DataWorks supports shared resource groups, exclusive resource groups, and custom resource groups. This topic provides an overview on the use of these resource groups.

Background information

  • When you activate DataWorks, you are provided with shared resource groups by default. You can purchase a subscription exclusive resource group. You can also use servers in your data center as a resource group after you upgrade the DataWorks service to a more advanced edition. For more information about different types of resource groups, see Description of resource groups.
  • In different execution phases of a node, different types of resource groups are used. In this topic, a batch synchronization node is used to describe the mechanism for issuing a node and resource groups used in different execution phases of the node. For more information, see Mechanism for issuing nodes.
  • A node can use different types of resource groups in a specific execution phase. For example, in the scheduling phase, a batch synchronization node can use a subscription exclusive resource group for scheduling or the pay-as-you-go shared resource group for scheduling. In the data integration phase, a batch data synchronization node can use a subscription exclusive resource group for Data Integration or a custom resource group for Data Integration supported by an advanced DataWorks edition. For more information about how to select a resource group, see Details of resource groups.

Billing

For more information about the billable items and billing methods of DataWorks, see Overview.

Limits

Only an Alibaba Cloud account or a RAM user to which the AliyunBSSOrderAccess and AliyunDataWorksFullAccess policies are attached can purchase a resource group.
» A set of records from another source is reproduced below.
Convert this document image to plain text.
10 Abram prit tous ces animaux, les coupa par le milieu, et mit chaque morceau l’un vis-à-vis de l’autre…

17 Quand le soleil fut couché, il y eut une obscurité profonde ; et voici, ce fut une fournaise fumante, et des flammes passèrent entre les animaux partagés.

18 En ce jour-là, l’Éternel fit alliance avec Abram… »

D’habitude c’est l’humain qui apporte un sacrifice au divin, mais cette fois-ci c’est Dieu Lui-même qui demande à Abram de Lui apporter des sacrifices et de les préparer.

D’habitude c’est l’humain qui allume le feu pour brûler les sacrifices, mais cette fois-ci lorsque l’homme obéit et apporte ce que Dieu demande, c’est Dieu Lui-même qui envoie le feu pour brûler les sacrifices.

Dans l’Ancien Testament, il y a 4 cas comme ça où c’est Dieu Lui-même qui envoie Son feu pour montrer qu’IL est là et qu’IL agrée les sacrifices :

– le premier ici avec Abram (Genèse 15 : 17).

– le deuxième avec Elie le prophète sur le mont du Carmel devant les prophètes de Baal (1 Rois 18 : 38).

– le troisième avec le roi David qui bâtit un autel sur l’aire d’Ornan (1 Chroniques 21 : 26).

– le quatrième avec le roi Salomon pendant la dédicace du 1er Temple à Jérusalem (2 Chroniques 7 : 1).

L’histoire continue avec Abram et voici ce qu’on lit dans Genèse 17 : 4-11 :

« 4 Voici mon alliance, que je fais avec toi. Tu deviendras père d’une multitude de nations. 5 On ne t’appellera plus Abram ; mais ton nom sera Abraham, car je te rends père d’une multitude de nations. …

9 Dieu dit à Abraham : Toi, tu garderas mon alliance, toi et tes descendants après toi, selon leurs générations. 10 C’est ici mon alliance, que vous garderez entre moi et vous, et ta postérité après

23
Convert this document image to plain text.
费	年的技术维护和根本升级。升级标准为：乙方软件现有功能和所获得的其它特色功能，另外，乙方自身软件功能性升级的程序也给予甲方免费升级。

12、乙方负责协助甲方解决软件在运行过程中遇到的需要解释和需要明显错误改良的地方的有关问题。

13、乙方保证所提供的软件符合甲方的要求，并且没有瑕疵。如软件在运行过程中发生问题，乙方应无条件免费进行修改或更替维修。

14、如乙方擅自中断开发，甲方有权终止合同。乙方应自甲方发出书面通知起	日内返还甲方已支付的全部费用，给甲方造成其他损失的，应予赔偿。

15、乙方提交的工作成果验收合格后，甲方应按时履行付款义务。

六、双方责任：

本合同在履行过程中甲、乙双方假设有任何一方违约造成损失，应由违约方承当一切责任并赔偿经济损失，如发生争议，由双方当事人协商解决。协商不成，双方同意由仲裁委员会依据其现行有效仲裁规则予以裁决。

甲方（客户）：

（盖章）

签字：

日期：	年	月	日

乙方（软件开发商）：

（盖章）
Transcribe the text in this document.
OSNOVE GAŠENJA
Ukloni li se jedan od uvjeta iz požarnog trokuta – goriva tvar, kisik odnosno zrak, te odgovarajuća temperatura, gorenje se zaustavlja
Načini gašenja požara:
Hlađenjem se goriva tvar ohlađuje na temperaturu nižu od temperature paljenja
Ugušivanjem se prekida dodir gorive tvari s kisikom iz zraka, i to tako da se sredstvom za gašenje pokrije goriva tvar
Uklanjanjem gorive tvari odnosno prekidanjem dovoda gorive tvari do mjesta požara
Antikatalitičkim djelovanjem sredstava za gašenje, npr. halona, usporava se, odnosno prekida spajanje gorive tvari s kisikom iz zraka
Description of resource groups

DataWorks resource groups are classified into exclusive resource groups, shared resource groups, and custom resource groups. They can be further classified into the following types based on scenarios such as node scheduling, data integration, and data service provision: exclusive resource group for scheduling, exclusive resource group for Data Integration, exclusive resource group for DataService Studio, shared resource group for scheduling, shared resource group for DataService Studio, custom resource group for scheduling, and custom resource group for Data Integration. A resource group for scheduling is used to schedule nodes. A resource group for Data Integration is used to transmit data in Data Integration nodes.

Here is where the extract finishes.